Almost all of today's business processes are supported and complemented by enterprise IT applications. These applications are often business-critical and therefore tied to strict Service Level Agreements (SLAs). Most enterprises utilize sophisticated monitoring tools to track system health on the application, operating system, hypervisor, hardware, network resources, and storage levels. These health monitoring tools send out alerts to the administrator if any of the warning lights turn yellow or red. When all lights are green, there should be no problem.
Unfortunately, this is often not the case. Green lights can be deceptive, as most monitoring solutions do not include workload performance in their dashboard. Ignoring workload performance means not considering a significant health factor. Workloads are consumed and created by the vast majority of enterprise applications. Thus, slow or failing workloads often directly lead to the failure of vital business applications, such as CRM, ERP, eCommerce, or accounting.
What makes matters worse is that enterprise applications often rely on hundreds or even more than a thousand workload processing jobs. These job sequences can be quite fragile and if a crucial element, early in the chain, fails, some of its dependents will also fail. These failures can lead to the enterprise application not being able to perform as required by the SLA. Hence, the business will lose productivity and, ultimately, money.
The reason for not considering workload when it comes to IT system health is a historic one. The complexity of corporate workloads has organically grown throughout the years. Many organizations still utilize multiple job schedulers, which means that they do not have any ability to coherently monitor workload-health throughout the organization.
So what is needed to give workload automation (WLA) its rightful place, as an infrastructure layer that is critical to the performance of most enterprise software?
1. Consolidated Job Scheduling: The ability to centrally schedule workloads from a single dashboard is a basic but important requirement. Whether the actual scheduler resides on the mainframe or on an x86 server machine does not matter, as long as there is only a single instance of the WLA software running, centrally controlling a set of agents for all target resource environments.
2. Configuration Management Database (CMDB) and Event Correlation: Based on a simple rule-set, event correlation automatically consolidates incident information into an easy-to-interpret report. Event correlation therefore significantly reduces complexity when conducting a BIA . The input for the correlation engine should ideally come from a CMDB containing information on all workload-relevant IT resources and their relationships.
3. Workload Abstraction, Automated Provisioning and Load Balancing: To enable true resource optimization, workloads have to be decoupled from their underlying hardware resources. This decoupling allows the automatic provisioning and load balancing engine to distribute workloads based on business policies, service classes, infrastructure performance, workload capacity demands, and resource availability.

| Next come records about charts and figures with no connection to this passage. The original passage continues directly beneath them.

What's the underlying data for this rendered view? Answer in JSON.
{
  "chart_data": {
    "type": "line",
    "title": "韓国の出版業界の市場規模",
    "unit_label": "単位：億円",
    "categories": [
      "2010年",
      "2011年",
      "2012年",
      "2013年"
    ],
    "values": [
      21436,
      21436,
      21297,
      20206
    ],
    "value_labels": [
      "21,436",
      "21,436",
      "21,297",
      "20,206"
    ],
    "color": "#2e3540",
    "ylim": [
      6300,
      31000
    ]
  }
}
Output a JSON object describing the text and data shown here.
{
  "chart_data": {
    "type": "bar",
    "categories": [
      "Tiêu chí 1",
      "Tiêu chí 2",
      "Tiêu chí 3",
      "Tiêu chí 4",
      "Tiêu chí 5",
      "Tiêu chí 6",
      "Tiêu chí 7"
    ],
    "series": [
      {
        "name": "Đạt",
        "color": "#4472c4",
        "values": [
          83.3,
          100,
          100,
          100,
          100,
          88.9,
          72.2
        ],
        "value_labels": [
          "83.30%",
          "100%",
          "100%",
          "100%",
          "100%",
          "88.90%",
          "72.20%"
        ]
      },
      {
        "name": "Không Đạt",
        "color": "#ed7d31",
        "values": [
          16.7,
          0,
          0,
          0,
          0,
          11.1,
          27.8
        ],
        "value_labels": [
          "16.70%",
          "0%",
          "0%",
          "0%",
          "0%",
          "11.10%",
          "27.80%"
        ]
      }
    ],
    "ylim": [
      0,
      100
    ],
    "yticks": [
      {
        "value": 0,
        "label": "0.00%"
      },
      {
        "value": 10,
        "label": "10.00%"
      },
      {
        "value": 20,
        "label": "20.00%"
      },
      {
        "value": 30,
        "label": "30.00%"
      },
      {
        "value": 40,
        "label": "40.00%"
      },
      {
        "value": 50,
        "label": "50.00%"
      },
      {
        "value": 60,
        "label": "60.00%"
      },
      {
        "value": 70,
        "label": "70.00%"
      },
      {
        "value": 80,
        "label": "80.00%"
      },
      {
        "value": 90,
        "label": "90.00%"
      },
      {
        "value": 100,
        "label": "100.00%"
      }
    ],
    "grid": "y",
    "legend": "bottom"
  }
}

4. Predictive Capabilities and Heuristic Thresholds: Few WLA vendors offer true predictive capabilities, including heuristically deduced performance thresholds, based on historic performance data. However, these predictive abilities are key to truly dynamic automation and resource optimization.

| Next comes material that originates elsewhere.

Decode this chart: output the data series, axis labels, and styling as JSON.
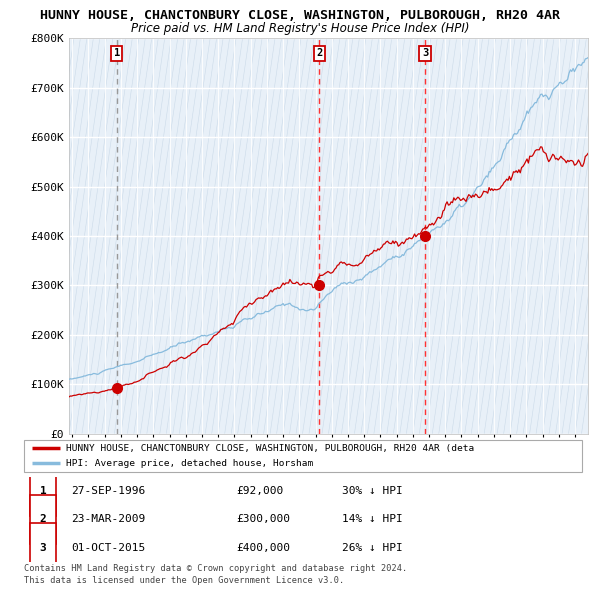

Vendors like CA Technolgies, Cisco, BMC, ASG, IBM, ASG, UC4, and Terma Software Labs offer all of these capabilities in varying degrees and shapes. EMA's WLA Radar Report from 2010 takes a good look at these and other vendors and provides a lot more detail regarding the above four requirements. I am also excited to announce that there will be a new EMA WLA Radar Report coming out in spring of 2012, where we will take a close look the state of the discipline, and, specifically, at all the leading WLA vendors.